História de Vaqueiros e Cantadores para Jovens

Coletânea acessível ao jovem leitor, representa uma viagem pelo Brasil diverso, rico e prazeroso de Câmara Cascudo. Antes de todos os versos há sempre uma explicação que contextualiza o motivo e a história da cantoria.

“A lenda de Pedro Cem é muito espalhada e conhecida no Brasil. A história, contada como apólogo moral, ouvi muitas vezes, nas noites sertanejas. Meu pai sabia algumas quadras. A que transcrevo é de junho de 1932, impressa em Recife, Pernambuco. Pedro Cem continua tendo leitores e sua existência servindo de exemplo apavorador”, escreveu Cascudo.

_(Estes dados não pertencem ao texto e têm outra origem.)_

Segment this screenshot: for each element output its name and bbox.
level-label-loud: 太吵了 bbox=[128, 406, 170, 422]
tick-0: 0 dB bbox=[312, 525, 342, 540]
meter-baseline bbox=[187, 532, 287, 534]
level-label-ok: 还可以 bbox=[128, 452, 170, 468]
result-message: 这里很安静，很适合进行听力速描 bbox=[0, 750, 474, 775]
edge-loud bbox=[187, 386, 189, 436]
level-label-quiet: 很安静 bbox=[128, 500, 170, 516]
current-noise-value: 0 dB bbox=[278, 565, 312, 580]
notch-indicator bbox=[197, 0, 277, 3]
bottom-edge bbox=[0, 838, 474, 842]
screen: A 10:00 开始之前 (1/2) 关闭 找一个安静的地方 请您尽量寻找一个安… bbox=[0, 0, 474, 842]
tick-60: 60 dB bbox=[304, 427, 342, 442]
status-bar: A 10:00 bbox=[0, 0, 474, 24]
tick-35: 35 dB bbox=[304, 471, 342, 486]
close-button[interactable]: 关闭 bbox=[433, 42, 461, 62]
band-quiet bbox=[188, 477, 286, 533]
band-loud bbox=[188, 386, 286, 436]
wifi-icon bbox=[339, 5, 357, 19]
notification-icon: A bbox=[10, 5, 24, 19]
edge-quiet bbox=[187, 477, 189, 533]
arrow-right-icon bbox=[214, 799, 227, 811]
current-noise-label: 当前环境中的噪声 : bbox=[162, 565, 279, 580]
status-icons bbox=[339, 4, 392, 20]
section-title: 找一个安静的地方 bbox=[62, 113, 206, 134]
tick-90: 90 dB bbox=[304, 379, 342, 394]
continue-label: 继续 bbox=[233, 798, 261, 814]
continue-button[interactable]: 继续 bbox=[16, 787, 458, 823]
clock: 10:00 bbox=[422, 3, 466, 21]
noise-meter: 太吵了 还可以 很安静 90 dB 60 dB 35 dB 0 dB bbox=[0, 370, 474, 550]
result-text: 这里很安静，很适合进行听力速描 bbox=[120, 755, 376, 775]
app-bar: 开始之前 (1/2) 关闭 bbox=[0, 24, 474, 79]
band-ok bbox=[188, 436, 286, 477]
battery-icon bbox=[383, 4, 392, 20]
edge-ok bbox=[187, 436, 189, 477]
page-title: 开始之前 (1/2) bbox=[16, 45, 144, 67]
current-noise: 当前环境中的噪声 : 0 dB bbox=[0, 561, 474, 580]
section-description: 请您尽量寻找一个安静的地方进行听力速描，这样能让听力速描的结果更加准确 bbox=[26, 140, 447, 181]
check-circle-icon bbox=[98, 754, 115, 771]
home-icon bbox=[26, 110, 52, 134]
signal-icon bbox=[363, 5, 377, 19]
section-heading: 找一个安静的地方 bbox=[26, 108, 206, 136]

Lendas Brasileiras para Jovens

Dezesseis lendas compõem essa antologia, agrupadas por regiões, do Norte ao Sul do país. Um resgate da herança cultural, construída por índios, negros e europeus. Conhecer a história do Cobra Norato, do Barba Ruiva, do Romãozinho, da cidade encantada de Jericoacoara, do Chico Rei, da gralha azul e do Negrinho do Pastoreio, entre outros, dá uma dimensão de nossa diversidade linguística e, consequentemente, cultural. 

A Princesa de Bambuluá

Uma história resgatada por Luís da Câmara Cascudo da literatura oral do Rio Grande do Norte. Escrita pelo autor especialmente para o público infantil, “A Princesa de Bambuluá” é ilustrada pelos traços de Cláudia Scatamacchia.